The British public is being royally ripped off by energy companies at the moment and it seems that no one wants to say a dickie bird about it. The new PM Liz Truss has announced a series of measures, but there are many questions that should be being asked that are not. Here are a few points.
1. Price of gas. We are told that the price of gas is driving the huge price rises. We are also told that the UK gets around 7% of it's gas from Russia. Let's work this through. The UK does not have a constant demand for energy throughout the year. In the Winter, we need far more light and heat. The UK ships in extra gas when demand outstrips regular supply. It is highly unlikely that we've burned any Russian gas this summer at all. The 7% will be an average estimate, if it's a mild winter it's less, if it's harsh its more (of course with spot markets, much of this will be us source getting the gas from the cheapest available source). I am not an expert in energy procurement, but I would expect the large companies to have long term deals to source gas. Ryanair has said that they can keep flight costs low as they have successfully hedged their energy costs and bought in advance. Given that energy is a fundamental, surely the UK's gas suppliers should do this for all but the most unexpected of excess demands? If they've already bought the energy on long term deals, they are fleecing us. If they have not, they have exposed the UK to risk and they should be nationalised.
2. Price of electricity.
Ever wondered how the UK produces it's electricity? Well you can find out in almost real time!

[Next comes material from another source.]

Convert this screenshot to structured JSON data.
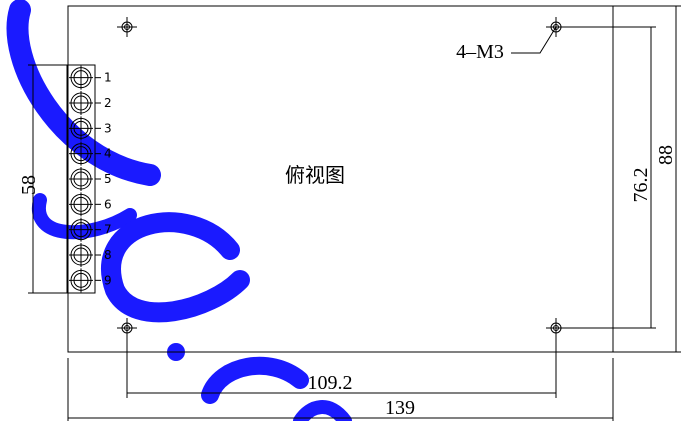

We are generataing 52% of our electricty from gas right now (08/09/2022). Around 23% is renewable sources. Nuclear is around 17%. So you can see how gas may influence the price of electricty, but much of this is predictable. Homes and businesses require stability above all other things. Again, we have to ask how much of this energy is produced from sources on long term contracts at fixed prices. If the answer is not "just about all of it" something has gone wrong. Of course, some might say "well when the market lowers prices, you don't complain", but the current situation has shown that if we are at the mercy of markets, we have no security at all.
3. Who is making the money?
This is an easy one. Just look at the share price of BP. A year ago, it was around 300p. Now it is around 50% more. This means that BP is worth half as much again as it was a year ago. If you'd invested two million quid in BP shares a year ago, you'd be sitting on a profit of a million pounds! If you are living in a mansion and your energy bills have doubled, but you are a BP shareholder, you are still quids in. Shell has also seen similar gains, up from around 1400 a year ago to 2270 today. It may or may not suprise you to learn that Liz Truss used to work for Shell. She clearly is well versed in all of the arguments why windfall taxes are a bad idea. The better off you are, the more likely you are to have energy stocks in your portfolio, directly as a shareholder or indirectly through a pension plan. Those at the bottom of the pile, those who are hardest hit by the crisis have no shares or pension pots to insulate them.
Sadly we don't live in a nation where the finances of ordinary people are considered when the government makes decisions.